Ils ressuscitent El Haoues pour dénoncer les multiples arrestations, dont celle de Lakhdar Bouregaa : «Yal Haoues, el moudjahidine fel habs !» (El Haoues, les moudjahidine sont en prison !) Lorsque les hirakistes demandent, face aux forces de l'ordre : «Hadi dawla wala istiimar ?» (Est-ce un Etat ou une puissance coloniale ?), ils rejettent la violence et refusent qu'elle soit un arbitre pour obtenir la soumission et l'humiliation.

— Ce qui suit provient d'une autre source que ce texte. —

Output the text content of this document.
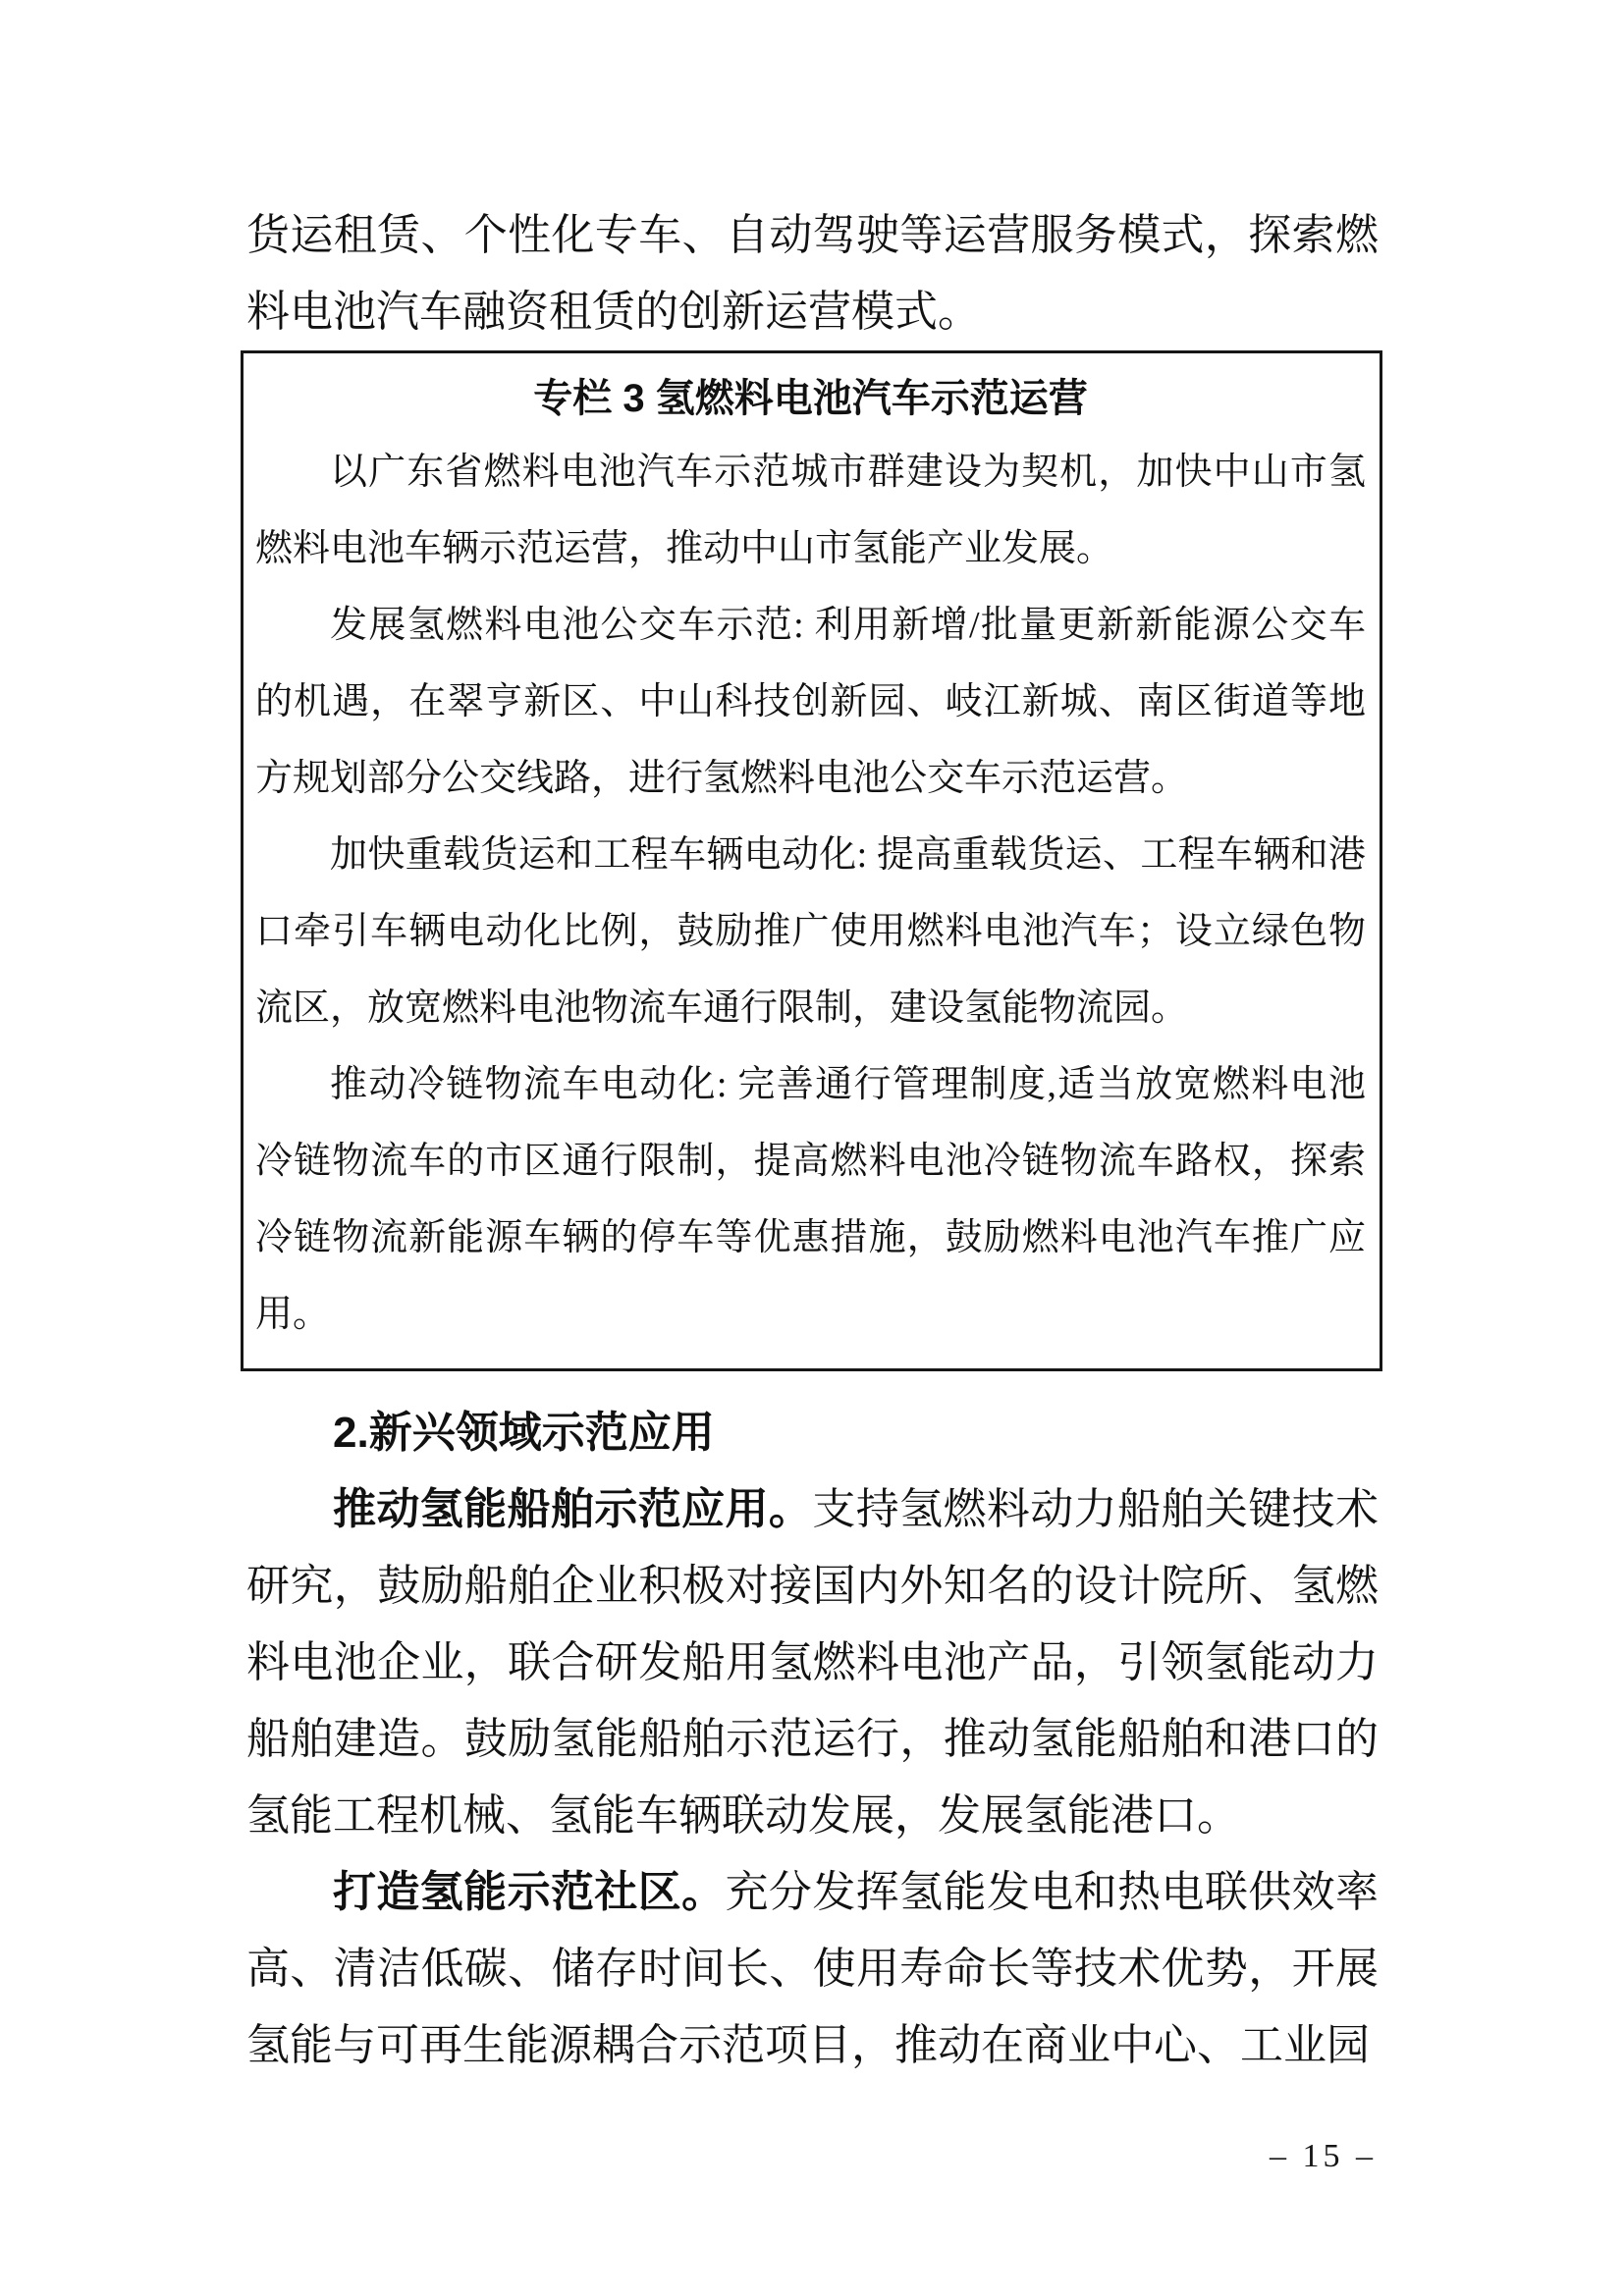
货运租赁、个性化专车、自动驾驶等运营服务模式，探索燃料电池汽车融资租赁的创新运营模式。

专栏 3 氢燃料电池汽车示范运营

以广东省燃料电池汽车示范城市群建设为契机，加快中山市氢燃料电池车辆示范运营，推动中山市氢能产业发展。

发展氢燃料电池公交车示范: 利用新增/批量更新新能源公交车的机遇，在翠亨新区、中山科技创新园、岐江新城、南区街道等地方规划部分公交线路，进行氢燃料电池公交车示范运营。

加快重载货运和工程车辆电动化: 提高重载货运、工程车辆和港口牵引车辆电动化比例，鼓励推广使用燃料电池汽车；设立绿色物流区，放宽燃料电池物流车通行限制，建设氢能物流园。

推动冷链物流车电动化: 完善通行管理制度,适当放宽燃料电池冷链物流车的市区通行限制，提高燃料电池冷链物流车路权，探索冷链物流新能源车辆的停车等优惠措施，鼓励燃料电池汽车推广应用。

2.新兴领域示范应用

推动氢能船舶示范应用。支持氢燃料动力船舶关键技术研究，鼓励船舶企业积极对接国内外知名的设计院所、氢燃料电池企业，联合研发船用氢燃料电池产品，引领氢能动力船舶建造。鼓励氢能船舶示范运行，推动氢能船舶和港口的氢能工程机械、氢能车辆联动发展，发展氢能港口。

打造氢能示范社区。充分发挥氢能发电和热电联供效率高、清洁低碳、储存时间长、使用寿命长等技术优势，开展氢能与可再生能源耦合示范项目，推动在商业中心、工业园

– 15 –
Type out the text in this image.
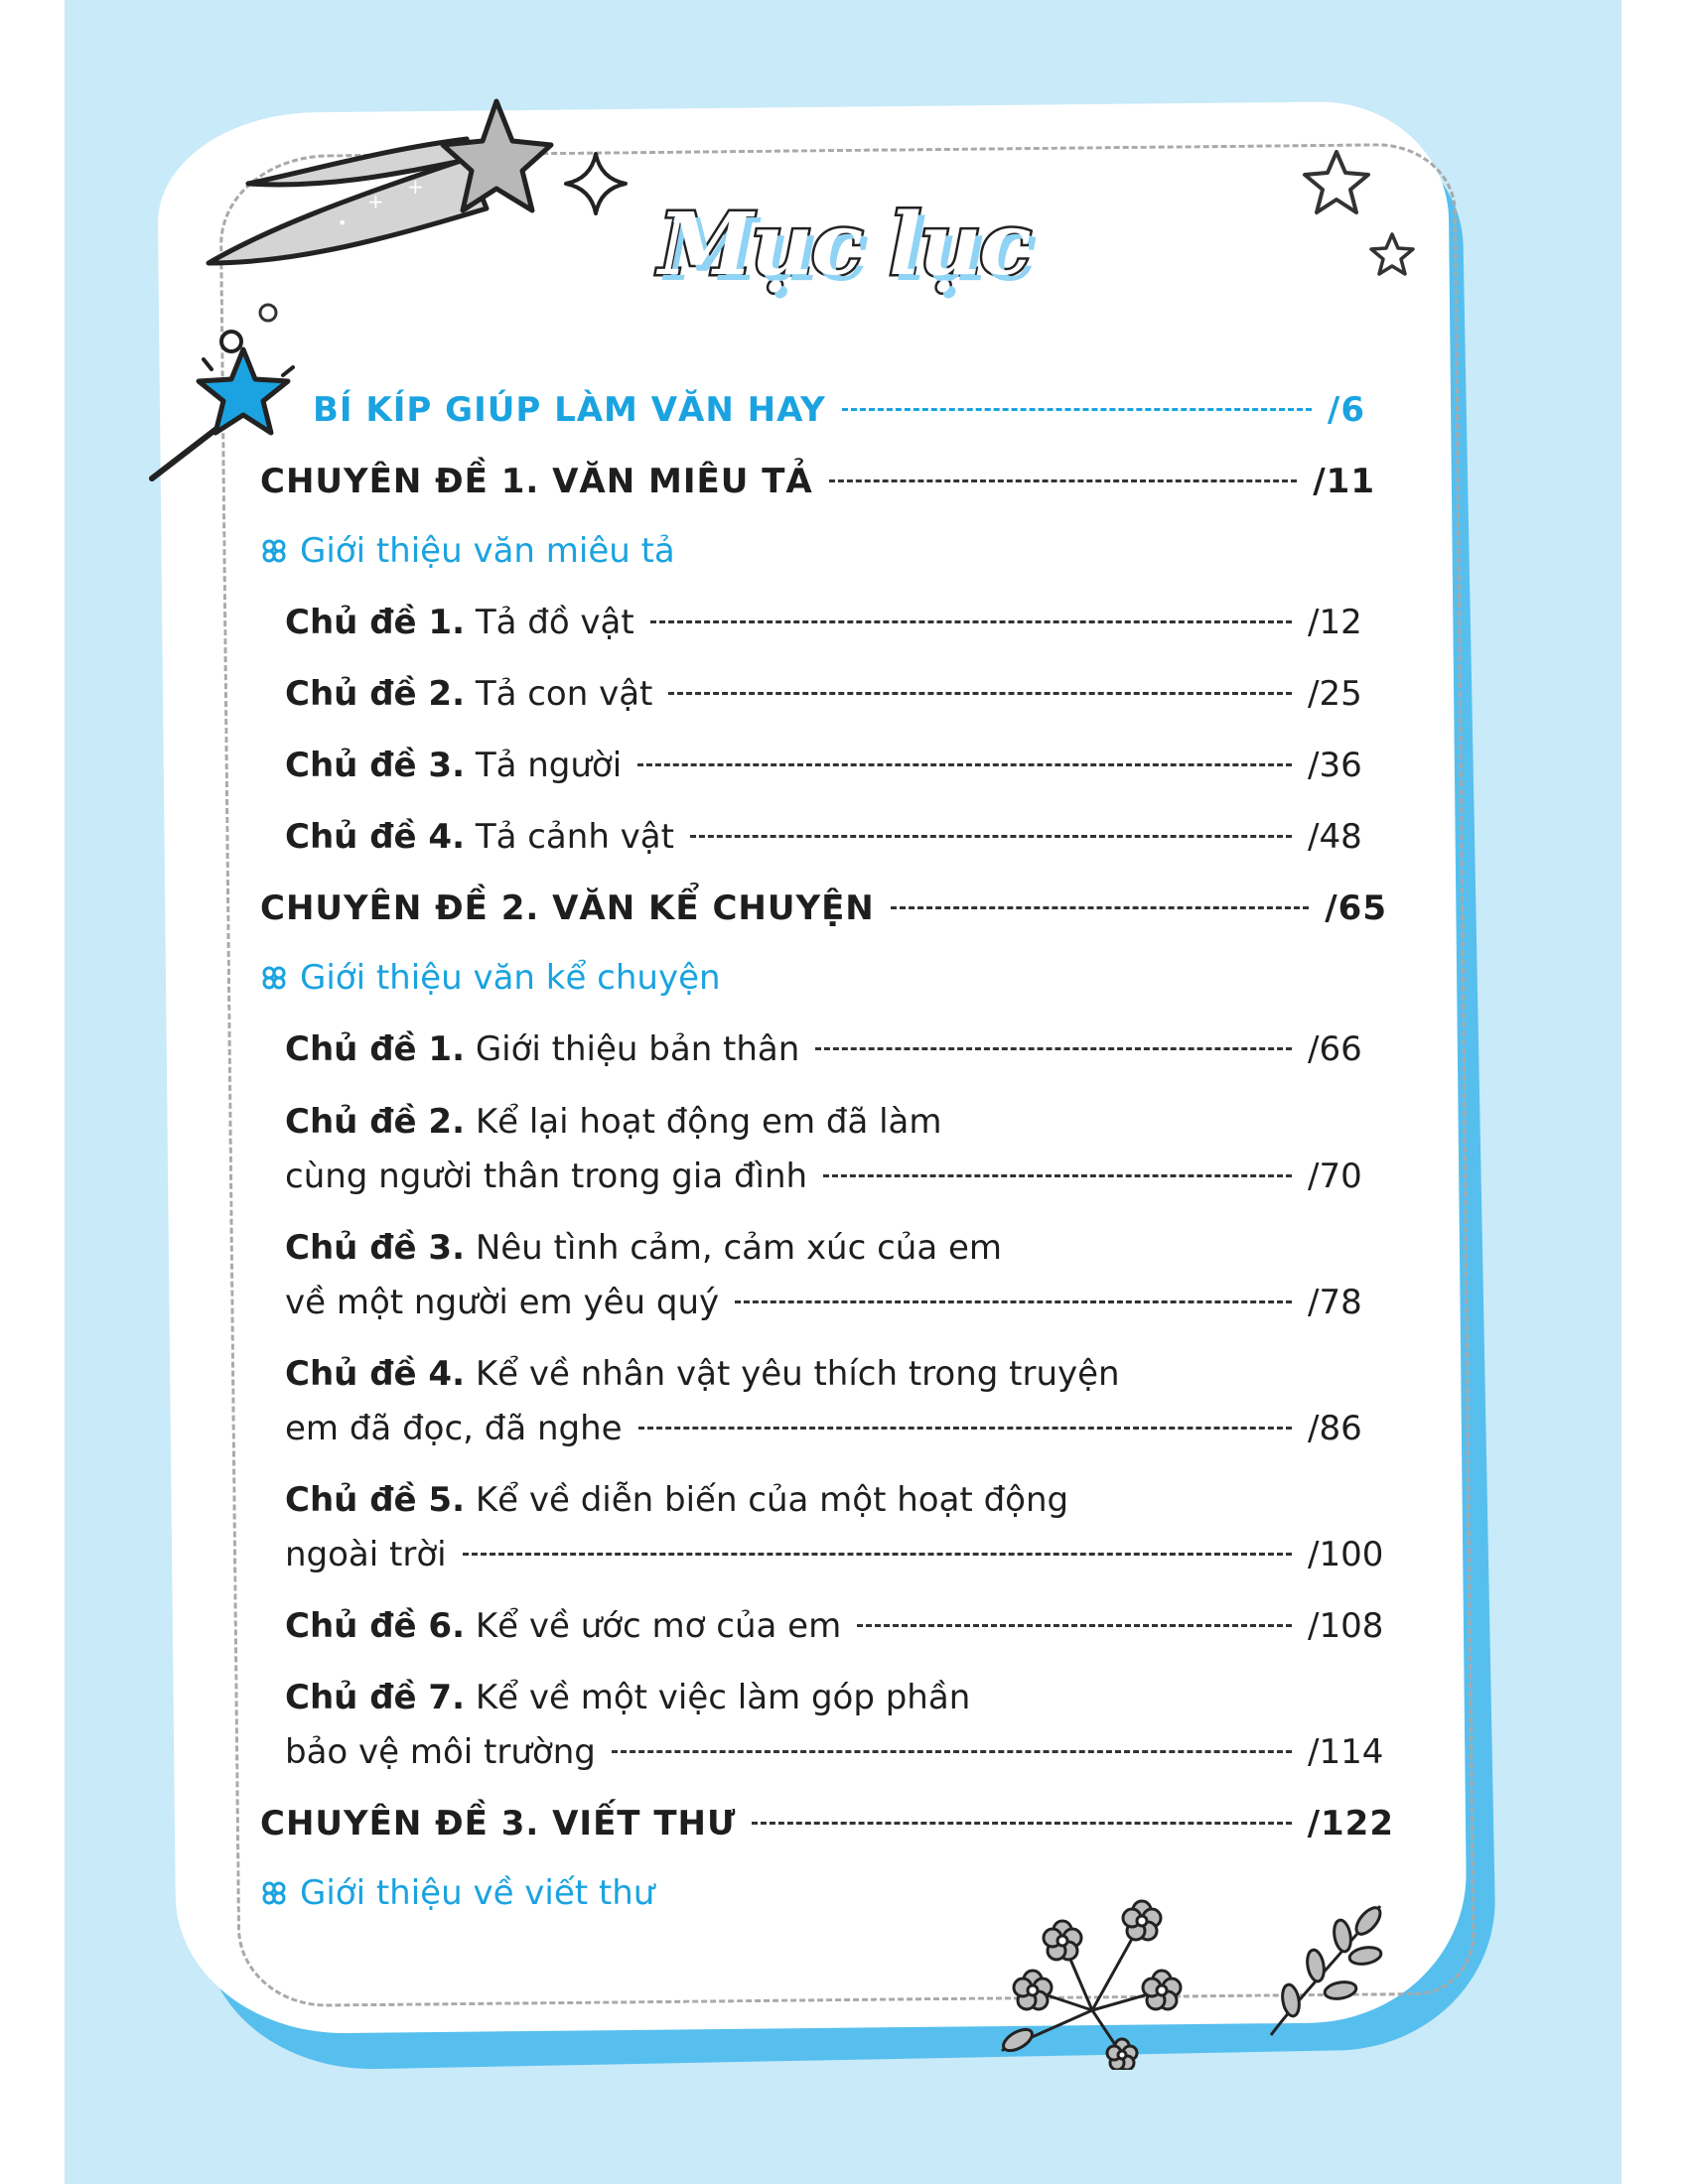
+
+
•	Mục lục
BÍ KÍP GIÚP LÀM VĂN HAY	/6
CHUYÊN ĐỀ 1. VĂN MIÊU TẢ	/11
Giới thiệu văn miêu tả
Chủ đề 1. Tả đồ vật	/12
Chủ đề 2. Tả con vật	/25
Chủ đề 3. Tả người	/36
Chủ đề 4. Tả cảnh vật	/48
CHUYÊN ĐỀ 2. VĂN KỂ CHUYỆN	/65
Giới thiệu văn kể chuyện
Chủ đề 1. Giới thiệu bản thân	/66
Chủ đề 2. Kể lại hoạt động em đã làm
cùng người thân trong gia đình	/70
Chủ đề 3. Nêu tình cảm, cảm xúc của em
về một người em yêu quý	/78
Chủ đề 4. Kể về nhân vật yêu thích trong truyện
em đã đọc, đã nghe	/86
Chủ đề 5. Kể về diễn biến của một hoạt động
ngoài trời	/100
Chủ đề 6. Kể về ước mơ của em	/108
Chủ đề 7. Kể về một việc làm góp phần
bảo vệ môi trường	/114
CHUYÊN ĐỀ 3. VIẾT THƯ	/122
Giới thiệu về viết thư
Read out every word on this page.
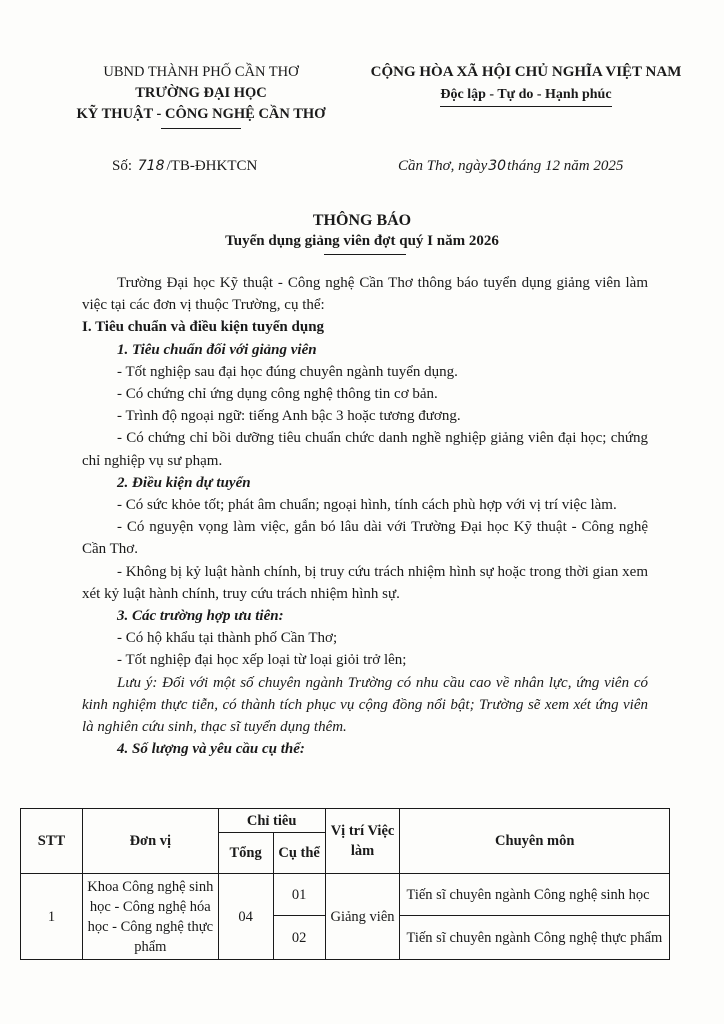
UBND THÀNH PHỐ CẦN THƠ
TRƯỜNG ĐẠI HỌC
KỸ THUẬT - CÔNG NGHỆ CẦN THƠ
CỘNG HÒA XÃ HỘI CHỦ NGHĨA VIỆT NAM
Độc lập - Tự do - Hạnh phúc
Số: 718 /TB-ĐHKTCN	Cần Thơ, ngày30tháng 12 năm 2025
THÔNG BÁO
Tuyển dụng giảng viên đợt quý I năm 2026

Trường Đại học Kỹ thuật - Công nghệ Cần Thơ thông báo tuyển dụng giảng viên làm việc tại các đơn vị thuộc Trường, cụ thể:

I. Tiêu chuẩn và điều kiện tuyển dụng

1. Tiêu chuẩn đối với giảng viên

- Tốt nghiệp sau đại học đúng chuyên ngành tuyển dụng.

- Có chứng chỉ ứng dụng công nghệ thông tin cơ bản.

- Trình độ ngoại ngữ: tiếng Anh bậc 3 hoặc tương đương.

- Có chứng chỉ bồi dưỡng tiêu chuẩn chức danh nghề nghiệp giảng viên đại học; chứng chỉ nghiệp vụ sư phạm.

2. Điều kiện dự tuyển

- Có sức khỏe tốt; phát âm chuẩn; ngoại hình, tính cách phù hợp với vị trí việc làm.

- Có nguyện vọng làm việc, gắn bó lâu dài với Trường Đại học Kỹ thuật - Công nghệ Cần Thơ.

- Không bị kỷ luật hành chính, bị truy cứu trách nhiệm hình sự hoặc trong thời gian xem xét kỷ luật hành chính, truy cứu trách nhiệm hình sự.

3. Các trường hợp ưu tiên:

- Có hộ khẩu tại thành phố Cần Thơ;

- Tốt nghiệp đại học xếp loại từ loại giỏi trở lên;

Lưu ý: Đối với một số chuyên ngành Trường có nhu cầu cao về nhân lực, ứng viên có kinh nghiệm thực tiễn, có thành tích phục vụ cộng đồng nổi bật; Trường sẽ xem xét ứng viên là nghiên cứu sinh, thạc sĩ tuyển dụng thêm.

4. Số lượng và yêu cầu cụ thể:

STT	Đơn vị	Chỉ tiêu		Vị trí Việc làm	Chuyên môn
		Tổng	Cụ thể		
1	Khoa Công nghệ sinh học - Công nghệ hóa học - Công nghệ thực phẩm	04	01	Giảng viên	Tiến sĩ chuyên ngành Công nghệ sinh học
			02		Tiến sĩ chuyên ngành Công nghệ thực phẩm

Ces quelques illustrations montrent que le 22 février n'est pas l'expression d'une rupture entre les Algériens et leur histoire, mais une rupture entre les Algériens et ceux qui instrumentalisent l'histoire à des fins de maintien au pouvoir.
Depuis le 22 février, les Algériens qui se soulèvent portent leur histoire sur leur dos comme une douce protection ; ils l'écrivent sur des banderoles ; ils la dessinent sur des toiles et, enfin, ils la crient dans des slogans qui sortent des tripes et qui parlent au cœur. Grâce à ce liant qu'est l'histoire, le hirak n'est pas seulement un mouvement qui rassemble aujourd'hui toutes les générations, mais une osmose mystique entre les générations présentes et passées.
La génération de novembre 2019 est une fécondation de la génération de novembre 1954. C'est pourquoi les slogans du 22 février ne sont pas une remise en cause de l'histoire et de sa sacralité, mais sa valorisation et son appropriation.
Ils prolongement la sacralité du combat pour l'indépendance par la sacralité du combat pour la liberté. Depuis le 22 février, les Algériens ne se révoltent pas contre leur histoire, ils se révoltent avec elle.